— Да чтоб стрыгои ваши штучки-дрючки побрали, — выругался
Шандор.
Чтобы добиться чего-то от женщины в таком состоянии, в каком
находилась Ана Штефан, нужен был эбед. Это капитан прекрасно знал и
ровно о том Кайлена и попросил. Вот только запамятовал впопыхах,
что повлияет он на всех женщин, находящихся поблизости. И сержант
Гицэ, с высокой вероятностью, не записывать будет, а таращиться на
Кайлена очарованным взглядом.
Так что они оставили Гицэ допрашивать служанку и отправились ко
вдове без нее.
Доктор уже успел выдать Ане успокоительных капель, так что она
не рыдала или что-то в этом роде, а просто смотрела в окно с
безучастным видом, сидя в кресле.
— Здравствуйте, — тихо сказал Кайлен и уселся на стоящую рядом с
креслом банкетку, заглядывая ей в лицо. — Меня зовут Кайлен
Неманич, я частный сыщик, расследую смерть Ласло Адронеску по
просьбе Клары Андронеску.
— Ласло?.. — взгляд Аны сделался осмысленным и сосредоточился на
Кайлене. — Думаете, это… вот это… — она нервно повела рукой в
неопределенном направлении, — …связано?..

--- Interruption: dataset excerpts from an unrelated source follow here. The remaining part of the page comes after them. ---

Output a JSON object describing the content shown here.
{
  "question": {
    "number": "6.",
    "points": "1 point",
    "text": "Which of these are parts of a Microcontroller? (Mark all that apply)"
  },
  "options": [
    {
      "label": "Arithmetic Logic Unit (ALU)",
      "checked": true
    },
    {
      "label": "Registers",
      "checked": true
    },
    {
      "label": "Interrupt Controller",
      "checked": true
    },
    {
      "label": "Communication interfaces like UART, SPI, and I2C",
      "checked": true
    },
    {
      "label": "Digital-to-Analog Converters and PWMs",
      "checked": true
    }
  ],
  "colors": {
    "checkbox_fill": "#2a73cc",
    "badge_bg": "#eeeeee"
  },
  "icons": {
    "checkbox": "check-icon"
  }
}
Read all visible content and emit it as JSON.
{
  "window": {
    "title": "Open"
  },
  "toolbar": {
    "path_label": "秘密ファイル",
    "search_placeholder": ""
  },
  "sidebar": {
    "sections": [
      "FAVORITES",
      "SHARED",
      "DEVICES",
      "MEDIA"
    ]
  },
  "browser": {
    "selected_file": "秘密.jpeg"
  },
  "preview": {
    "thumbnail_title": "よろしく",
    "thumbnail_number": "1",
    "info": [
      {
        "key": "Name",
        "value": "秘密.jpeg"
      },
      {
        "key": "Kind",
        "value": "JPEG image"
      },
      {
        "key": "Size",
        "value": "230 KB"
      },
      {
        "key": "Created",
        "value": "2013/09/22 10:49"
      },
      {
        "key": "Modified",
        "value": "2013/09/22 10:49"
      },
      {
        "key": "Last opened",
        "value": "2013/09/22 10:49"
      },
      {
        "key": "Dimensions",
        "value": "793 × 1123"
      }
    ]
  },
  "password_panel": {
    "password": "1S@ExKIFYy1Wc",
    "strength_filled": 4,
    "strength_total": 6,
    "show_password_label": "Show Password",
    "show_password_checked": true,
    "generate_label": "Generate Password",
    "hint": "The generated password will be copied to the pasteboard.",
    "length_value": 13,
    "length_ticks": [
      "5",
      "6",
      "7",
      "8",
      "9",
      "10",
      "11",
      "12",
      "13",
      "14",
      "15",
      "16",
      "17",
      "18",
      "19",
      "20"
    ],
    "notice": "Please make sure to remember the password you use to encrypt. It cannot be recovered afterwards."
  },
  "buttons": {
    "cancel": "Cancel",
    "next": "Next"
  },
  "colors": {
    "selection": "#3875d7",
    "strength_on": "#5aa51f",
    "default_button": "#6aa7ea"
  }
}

— Возможно, я пока не могу быть ни в чем уверен, — все так же
тихо и очень спокойно ответил Кайлен и взял вдову Штефан за руку,
пристально глядя ей прямо в глаза. Так всегда было проще, вместе с
прикосновением. И ни в коем случае не отводя взгляда. — Для того,
чтобы понять точно, мне требуется собрать больше сведений, и для
этого мне очень нужна ваша помощь…
— Хорошо… я… что именно вам нужно?.. — неровно вздохнув,
спросила Ана.
— Да как вы это делаете?.. — очень тихо пробурчал себе под нос
Шандор, стоящий за креслом с блокнотом в руках. Вдова его вряд ли
услышала, а вот Кайлен — вполне.
Не то чтобы Шандор не знал, как. Это был возглас тихой
беззлобной зависти к тому, чего он сам не мог. А жители холмов —
могли как нечто само собой разумеющееся: совершенно любые их
чувства и переживания, так или иначе, воздействовали на окружающих
людей и животных. Если кто-то из добрых господ радовался, остальные
радовались вместе с ним, если злился — все вокруг или тоже злились,
или пугались, сильнее, чем напугались бы гнева человека.
А когда кто-то из народа холмов нарочно хотел произвести
определенное впечатление, действие эбед усиливалось в разы. И, в
придачу к этому, чем сильнее был эбед, тем более притягательным
казался его источник. Так родились все легенды о невероятной
завораживающей привлекательности народа холмов. Которая между ними
самими ничуть не была сильнее обычного, это было лишь средство
общения. Они ощущали эмоции друг друга, но под очарование и
влияние, в отличие от людей, не подпадали.